Il recovery plan è l’insieme delle operazioni da attuare nel caso in cui l’infrastruttura e la struttura dati aziendali vengano “compromessi”, e questo termine lo utilizziamo nel suo significato più ampio. Ci riferiamo quindi a compromissioni e problemi di sicurezza, ma anche fisici e legati a calamità naturali o incidenti in genere.
Prevedere che un problema possa accadere e soprattutto creare un preciso progetto sulle azioni utili a risolverlo, rendendone anche meno gravi gli effetti, è un’azione fondamentale per garantire anche la Business Continuity, ma per ora focalizziamoci sul recovery plan.
Definire tempi e obiettivi da raggiungere
Un buon recovery plan deve prevedere come target un obiettivo da raggiungere – RPO (Recovery Point Objective) o un tempo entro il quale l’infrastruttura aziendale rientri alla normalità.
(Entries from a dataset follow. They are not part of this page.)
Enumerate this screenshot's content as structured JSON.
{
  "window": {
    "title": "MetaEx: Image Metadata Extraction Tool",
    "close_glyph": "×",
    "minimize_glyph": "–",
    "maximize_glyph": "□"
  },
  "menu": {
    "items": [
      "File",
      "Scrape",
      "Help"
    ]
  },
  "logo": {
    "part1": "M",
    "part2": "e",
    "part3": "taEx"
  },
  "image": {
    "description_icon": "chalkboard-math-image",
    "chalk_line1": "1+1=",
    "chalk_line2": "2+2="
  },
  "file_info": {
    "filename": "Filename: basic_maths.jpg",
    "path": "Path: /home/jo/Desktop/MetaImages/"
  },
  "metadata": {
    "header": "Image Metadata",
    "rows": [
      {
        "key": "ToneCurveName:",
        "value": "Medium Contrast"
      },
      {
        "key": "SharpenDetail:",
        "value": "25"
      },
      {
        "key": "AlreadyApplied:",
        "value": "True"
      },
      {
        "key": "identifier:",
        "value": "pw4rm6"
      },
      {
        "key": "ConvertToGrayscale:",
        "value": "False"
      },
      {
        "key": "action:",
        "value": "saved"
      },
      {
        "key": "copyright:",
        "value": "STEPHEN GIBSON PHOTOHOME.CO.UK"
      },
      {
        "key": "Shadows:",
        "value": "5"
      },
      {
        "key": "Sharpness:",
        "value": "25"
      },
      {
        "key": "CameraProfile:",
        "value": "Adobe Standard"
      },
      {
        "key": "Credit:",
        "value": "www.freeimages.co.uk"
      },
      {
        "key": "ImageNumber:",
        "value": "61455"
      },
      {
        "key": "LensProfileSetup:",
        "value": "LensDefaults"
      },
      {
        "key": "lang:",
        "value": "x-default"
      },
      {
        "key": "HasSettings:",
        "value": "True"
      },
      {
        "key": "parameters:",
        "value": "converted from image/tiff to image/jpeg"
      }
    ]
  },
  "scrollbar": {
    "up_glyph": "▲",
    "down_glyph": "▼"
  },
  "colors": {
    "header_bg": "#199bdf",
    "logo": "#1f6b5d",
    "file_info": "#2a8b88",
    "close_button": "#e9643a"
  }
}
Vanno quindi identificati sistemi e dati fondamentali creando anche una scala di importanza di tali risorse: il recovery plan dovrà ovviamente privilegiare tutto ciò che ha più alta priorità, occupandosi poi del resto una volta superato il momento di crisi.
Di sicuro il ripristino dell’operatività si basa sulla disponibilità di archivi e dati, risorse quindi che in “tempo di pace” dovranno essere sottoposte a costante e preciso backup. Ma il backup stesso dovrà essere realizzato in aree sicure e geograficamente distribuite. È in questo contesto che le tecnologie in Cloud possono offrire ampi vantaggi.
Storage e tecnologie cloud offrono sicurezza e scalabilità
Lo storage in cloud prevede l’utilizzo di risorse non di proprietà dell’azienda stessa, ma di un service provider. Quindi, per l’azienda un volume di backup gestito in cloud è una risorsa considerabile “safe”, gestita da terzi e mantenuta in piena efficienza con policy e tecnologie spesso non direttamente accessibili per molti clienti.
Lo stesso principio appena descritto per lo storage vale anche per le istanze e le applicazioni virtuali: il cliente ne definisce le caratteristiche e il fornitore del servizio le rende disponibili. Questo è valido sia in tempi di normale funzionalità dell’infrastruttura, sia nel caso in cui si debba ricorrere a un recovery plan.
L’accessibilità e la connettività diventano fondamentali
Il fornitore della soluzione cloud dovrà quindi provvedere a una sufficiente ridondanza dell’infrastruttura, garantendo una distribuzione dei dati in differenti data center, che dovranno essere tra loro sincronizzati e godere anche di una buona accessibilità. E proprio il parametro dell’accessibilità dovrà essere ben valutato nell’ambito del recovery plan prevedendo una ridondanza anche nelle tecnologie utilizzate dall’azienda per accedere alle risorse remote: in uno scenario simile il backup dei canali di comunicazione (connettività) è imprescindibile.
Il recovery plan non può trascurare la sicurezza
Anche in una condizione di emergenza che prevede l’applicazione del recovery plan la sicurezza dei dati o dell’infrastruttura non può essere tralasciata: potenzialmente proprio in una condizione critica potrebbe essere avviato un cyber attacco. Anche su questo fronte le tecnologie in cloud possono offrire ampie rassicurazioni, infatti la gestione della sicurezza viene delegata al service provider stesso che metterà a disposizione risorse e know-how.
L’intrinseca scalabilità offerta dalle tecnologie in cloud è un ulteriore elemento che offre flessibilità nell’ambito di un recovery plan e della gestione di situazioni critiche per l’infrastruttura aziendale.
Simulazioni e training per un recovery plan di successo
Ma il miglior disaster recovery plan è destinato a fallire se tale progetto rimane esclusivamente sulla carta. Per garantire l’efficacia di uno strumento simile è necessario effettuare una sufficiente formazione dei dipendenti, con anche la simulazione di interventi e situazioni in cui il recovery plan viene applicato.
In tali occasioni sarà anche possibile valutare se quanto previsto “a tavolino” funziona correttamente nella realtà, anche per quanto riguarda le credenziali di accesso alle risorse in cloud e i profili di licenza di eventuali applicazioni utilizzate. Il tutto dovrebbe risultare il più trasparente possibile per gli utenti aziendali non direttamente coinvolti nel recovery plan.